But first, to be contrary, lets spend a couple of paragraphs on Christmas telly.
But first, to be contrary, lets spend a couple of paragraphs on Christmas telly. Has Outnumbered (Christmas Eve, BBC 1) finally outstayed its welcome? It felt like it – the words from the mouths of babes joke lost a lot of its edge when it became abundantly clear that Ben’s voice had broken.
Did the BBC really think a double dose of Mrs Brown’s Boys (Christmas Eve and Boxing Day, BBC 1, then repeated on the 29th) would have the UK chuckling into their mince pies? If there is a more appalling attempt at humour on TV, I’ve yet to see it. And I watch ITV 2 a lot.
Why was there an outcry at someone dying in Downton (Christmas Day, ITV1) Soaps regularly kill off characters on Christmas Day but they’re not allowed to in a period drama? It’s set in the 1920s – they’re all dead really if you think about it.
And to New Year’s Eve and the Top of the Pops New Year special (BBC 1). Is there really no place on the BBC for a weekly Top of the Pops? Forget the nonsense about MTV killing it, and the growth of YouTube – how can the BBC really argue it doesn’t have room for a programme to celebrate music every week? Especially when they film three hours of the One Show each week.
So to 2013, and what better way to look ahead to the next 12 months than to find a TV channel which is showing its best TV programmes from the last 30 years? CITV – the children’s part of ITV which was spun off into its own satellite channel about six years ago.
It’s the one gaping gap in the digital TV world – a TV channel dedicated to old children’s TV programmes. DVDs of old children’s programmes fly off the shelves of HMV as fathers try to teach their youngsters about Dogtanian, Jimbo and the Jet Set and Dangermouse. YouTube is chocker-block with episodes of Superted and Bananaman yet on digital children’s TV channels like Nickelodeon, they pad out the day with back-to-back Peppa Pig.
TV myth has it that the BBC has always owned children’s TV, and that may have been true in the days of Andy Pandy and Bill and Ben. And until I read the schedule of programmes CITV plans to put out this weekend, I thought it was true of the 80s too.
Press Gang, the newspaper run by teenagers; Children’s Ward (you can work out that one for yourself) and Knightmare, a kind of The Cube set in a medieval cyberspace – before the word, cyberspace not medieval, was invented – they all get dusted down this weekend.
And then there’s the ones many have forgotten, like cartoon series The Raggy Dolls – as close to a representation of real life as you’ll find in the reject bin of a children’s toy factory – and T-Bag, an incredibly random drama about a green-faced witch packed with characters whose names all seemed to be puns on, well, tea.
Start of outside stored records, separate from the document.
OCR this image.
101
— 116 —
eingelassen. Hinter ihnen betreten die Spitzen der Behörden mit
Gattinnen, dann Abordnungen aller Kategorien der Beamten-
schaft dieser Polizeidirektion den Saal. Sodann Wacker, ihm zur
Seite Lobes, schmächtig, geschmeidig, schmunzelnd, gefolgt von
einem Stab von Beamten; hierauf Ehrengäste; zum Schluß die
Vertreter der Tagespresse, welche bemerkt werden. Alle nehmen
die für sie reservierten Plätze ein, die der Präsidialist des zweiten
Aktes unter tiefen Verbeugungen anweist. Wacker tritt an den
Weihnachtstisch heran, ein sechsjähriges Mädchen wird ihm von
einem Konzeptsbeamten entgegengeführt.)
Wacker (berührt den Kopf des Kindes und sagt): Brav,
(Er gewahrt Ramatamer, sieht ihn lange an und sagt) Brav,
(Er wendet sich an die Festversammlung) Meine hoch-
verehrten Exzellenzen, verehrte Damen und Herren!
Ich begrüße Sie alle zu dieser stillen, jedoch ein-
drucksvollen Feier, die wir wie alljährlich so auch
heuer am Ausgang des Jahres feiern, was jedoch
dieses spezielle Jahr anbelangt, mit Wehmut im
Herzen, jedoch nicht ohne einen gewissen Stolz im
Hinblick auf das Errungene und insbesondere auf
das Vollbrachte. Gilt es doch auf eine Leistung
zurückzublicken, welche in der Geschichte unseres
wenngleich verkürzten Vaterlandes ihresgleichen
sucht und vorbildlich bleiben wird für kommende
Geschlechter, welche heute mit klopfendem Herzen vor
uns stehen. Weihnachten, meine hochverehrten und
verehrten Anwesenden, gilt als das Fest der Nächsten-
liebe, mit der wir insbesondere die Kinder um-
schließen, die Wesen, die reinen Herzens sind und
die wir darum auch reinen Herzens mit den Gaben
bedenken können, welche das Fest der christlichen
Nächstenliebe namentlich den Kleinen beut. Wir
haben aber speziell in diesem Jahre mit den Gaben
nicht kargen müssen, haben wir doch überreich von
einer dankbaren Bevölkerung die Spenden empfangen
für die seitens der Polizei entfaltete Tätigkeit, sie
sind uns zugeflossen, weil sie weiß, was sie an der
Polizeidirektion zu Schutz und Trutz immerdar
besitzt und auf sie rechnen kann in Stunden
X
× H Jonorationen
And Fun House, a Haribo-fuelled quiz show set in a softplay centre, and Woof, about a boy who turns into a dog.
For children everywhere, this is a glimpse into a past they’ll never fully experience – until I get my way.
Oh sure they don’t make them like they used to when it comes to kids TV. But then again, we never used to complain about people being killed on Christmas Day TV, either. And we never, ever, laughed at Mrs Brown’s Boys.